Remontons les aiguilles du temps d’une dizaine d’années. En 2007, les mobiles envahissent notre quotidien, trois Français sur quatre en sont équipés. Ces mobiles ne ressemblent guère à l’iPhone. Dans les mains des passants, on distingue quelques rares smartphones, qui n’attirent à l’époque qu’une poignée de passionnés :

La plupart sont bardés de touches mécaniques, comme n’importe quel autre mobile. En comparaison, le mobile d’Apple affiche une façade étonnamment épurée. Dévoilé le 9 janvier, l’iPhone n’arrivera sur le marché que le 29 juin. L’engouement n’est alors pas général, y compris chez certains fans d’Apple. Les smartphones à grand écran tactile n’attirent pas les foules.

En 2007, cette famille de smartphones occupe environ 1 % du marché du mobile. Leurs menus compliqués découragent beaucoup d’utilisateurs. Pour se familiariser avec leur interface, il faut dompter leur stylet, voire leur curieuse mini-souris.

Les pièces du puzzle sont disponibles depuis des années

Depuis les années 1990, les fabricants s’échinent déjà à glisser un mini-ordinateur dans nos mobiles. IBM lance les expérimentations en 1992 avec le Simon. Certaines tentatives restent célèbres, comme le très futuriste Nokia Communicator, qui fait rêver les technophiles à sa sortie en 1996 :

Rapidement, le Communicator passe à la couleur, puis à l’Internet haut débit. Il est concurrencé en 2002 par le Treo 180, conçu par les fondateurs de Palm. Le Treo est l’un des premiers mobiles à écran tactile.

Ces deux smartphones font rêver, mais leurs ventes restent confidentielles. Leurs prix s’échelonnent entre 500 et 1 000 €, tarifs absurdes aux yeux des consommateurs de cette époque. Dès 2004, les idées fondatrices de l’iPhone sont dans l’air : écran tactile, Internet haut débit, logiciel central inspiré de ceux des ordinateurs. Palm et Nokia échouent toutefois à perfectionner l’équation du smartphone, et cela leur coûtera cher. Les deux marques disparaissent en 2010 et 2014. Quels ingrédients manquent à la formule magique du smartphone ?
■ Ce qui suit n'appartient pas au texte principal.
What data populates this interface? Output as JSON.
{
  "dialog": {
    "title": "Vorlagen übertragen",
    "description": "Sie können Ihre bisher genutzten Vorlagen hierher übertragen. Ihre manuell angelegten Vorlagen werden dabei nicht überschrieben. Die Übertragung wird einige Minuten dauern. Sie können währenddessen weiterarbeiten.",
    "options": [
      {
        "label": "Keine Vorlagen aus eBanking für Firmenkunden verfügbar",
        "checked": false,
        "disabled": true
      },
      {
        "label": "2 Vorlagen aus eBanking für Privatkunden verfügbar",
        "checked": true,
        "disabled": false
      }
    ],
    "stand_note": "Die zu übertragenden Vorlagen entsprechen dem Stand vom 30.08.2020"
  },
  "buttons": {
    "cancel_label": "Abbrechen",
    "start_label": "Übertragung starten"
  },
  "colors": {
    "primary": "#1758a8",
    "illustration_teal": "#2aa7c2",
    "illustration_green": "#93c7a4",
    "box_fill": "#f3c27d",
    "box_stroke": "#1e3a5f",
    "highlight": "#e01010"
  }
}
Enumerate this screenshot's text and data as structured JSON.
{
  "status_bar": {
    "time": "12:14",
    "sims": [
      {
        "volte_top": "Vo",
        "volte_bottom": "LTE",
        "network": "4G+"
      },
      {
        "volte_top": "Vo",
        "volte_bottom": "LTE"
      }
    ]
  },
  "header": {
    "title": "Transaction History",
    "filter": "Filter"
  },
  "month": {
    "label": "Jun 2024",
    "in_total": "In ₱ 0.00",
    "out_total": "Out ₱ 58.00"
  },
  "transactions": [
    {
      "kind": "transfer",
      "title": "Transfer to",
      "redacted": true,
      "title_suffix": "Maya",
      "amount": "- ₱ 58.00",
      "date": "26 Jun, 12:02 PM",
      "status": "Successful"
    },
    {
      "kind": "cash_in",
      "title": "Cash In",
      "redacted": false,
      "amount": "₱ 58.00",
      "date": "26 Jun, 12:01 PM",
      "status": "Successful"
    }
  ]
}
Dans les laboratoires d’Apple : le pouce dompte l’écran

Le premier ingrédient clé, c’est l’écran « multitouch », que l’on peut les piloter avec plusieurs doigts en même temps. Cette technologie remonte aux années 1970, mais sa diffusion reste confidentielle. Dans les labos d’Apple, l’ergonome Bas Ording cherche à améliorer la sensation de naturel des écrans tactiles. Il a remarqué que les écrans multitouch détectent particulièrement bien le glissement des doigts. Il imagine une nouvelle façon de faire défiler les contacts sur mobile, avec le pouce. En glissant, le doigt entraîne la liste de contacts, dont le défilement ralentit petit à petit. Passé le dernier contact, la liste rebondit légèrement, comme sur du caoutchouc.

Deux prototypes d’écran multitouch, développés au CERN entre 1972 et 1977.

Totalement banal aujourd’hui, cet effet est étonnant de naturel en 2004. Steve Jobs est bluffé. Apple engage en 2005 des moyens considérables dans un projet de téléphone mobile. L’interface dessinée par Ording et ses collègues est mise en concurrence avec l’interface de l’iPod, basée sur une mollette ronde, qui sera abandonnée rapidement. Ording et ses collègues dessinent des menus qui se passent totalement de stylet ou de souris. Le pouce prend le pouvoir.

Jony Ive travaille au dessin de l’iPhone. Le chef du design d’Apple aboutit au format que nous connaissons bien : face avant épurée, coins arrondis, marges autour de l’écran, qui permettent d’attraper le mobile facilement. Des principes qu’Apple n’abandonnera jamais et font partie de l’ADN des smartphones.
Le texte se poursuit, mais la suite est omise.